Mourning Moon is a four-piece, an original alternative Rock band from Ruston, La. Dr.Trenchfoot
is a song about WW 1 off of their debut EP Spirit Animal. Offering up an infectious and characterful leading bassline and well-rounded performances from all involved, Mourning Moons Dr.TrenchFoot effectively fuses the spacious and organic sound of classic rock-inspired melody and structural progression.
The intensity of the music is as striking as ever. Mourning Moon takes the most alternative synths and sounds available and seems to express certain emotional depths by means of specific production techniques, even so much so as which type of distortion to use and when exactly to use it. Throughout the four minutes and forty-two seconds that Dr.Trenchfoot is playing, there are distorted walls of sound followed by gentle and dreamlike puddles of minimalism, all of which add to the emotional realness and the journey, and of which showcase the true scope of their ability as artists and producers.
The vocal effect chosen adds a level of distortion and grit that helps keep the band firmly in the rock category, as opposed to the recent tendency for bands to veer off in more of a pop direction. In this case, the band seems free from the confines of societal genre dictations or rules, and this makes for a genuine rock and roll inspired listening experience – complete with high energy guitars and rhythm, and a passionate yet notably mellow leading voice; one that seems to fit in well with the carefree, easy-going vibe of organic music dedicated to the good times.

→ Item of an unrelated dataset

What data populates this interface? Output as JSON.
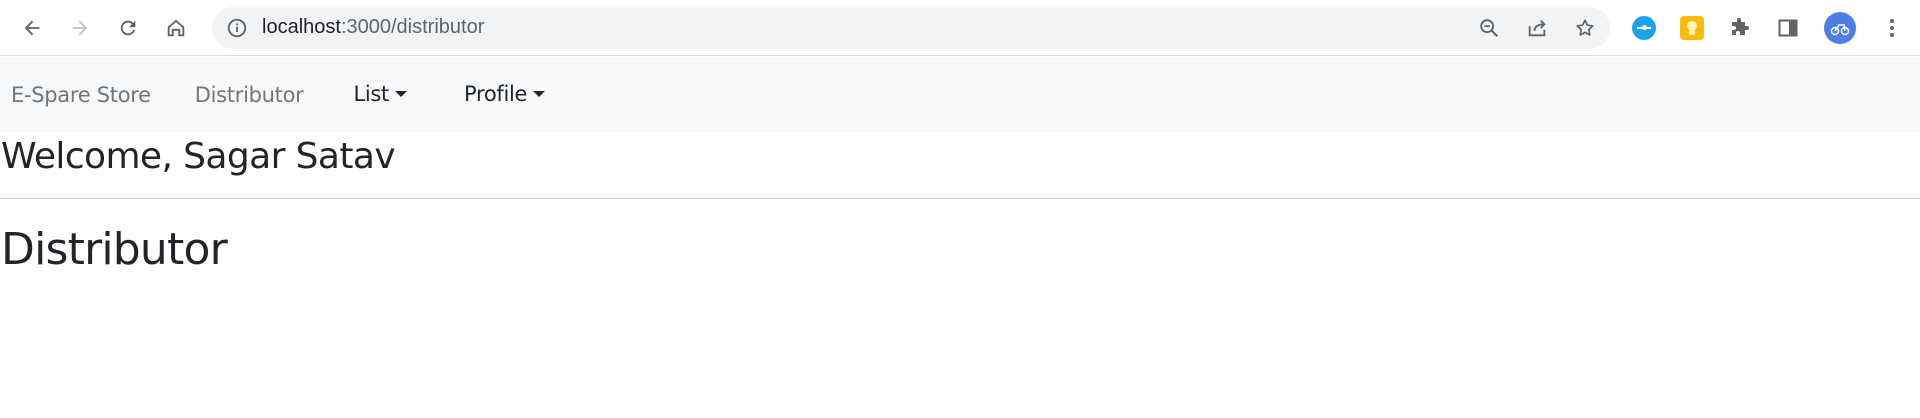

Structurally the band has put together a song that has a number of distinct threads to keep things familiar, yet that varies and evolves often enough to make sure that interest and attention are maintained. The lyrics come through in fairly short snippets, laying out the song’s sentiment pretty clearly. The vocal performance presenting this has a notably easy-going and fun sound and style that fits the concept and upbeat nature of the music really well. There’s a delicacy to the voice in many instances and this feeds into the organic, spacious element of the whole release.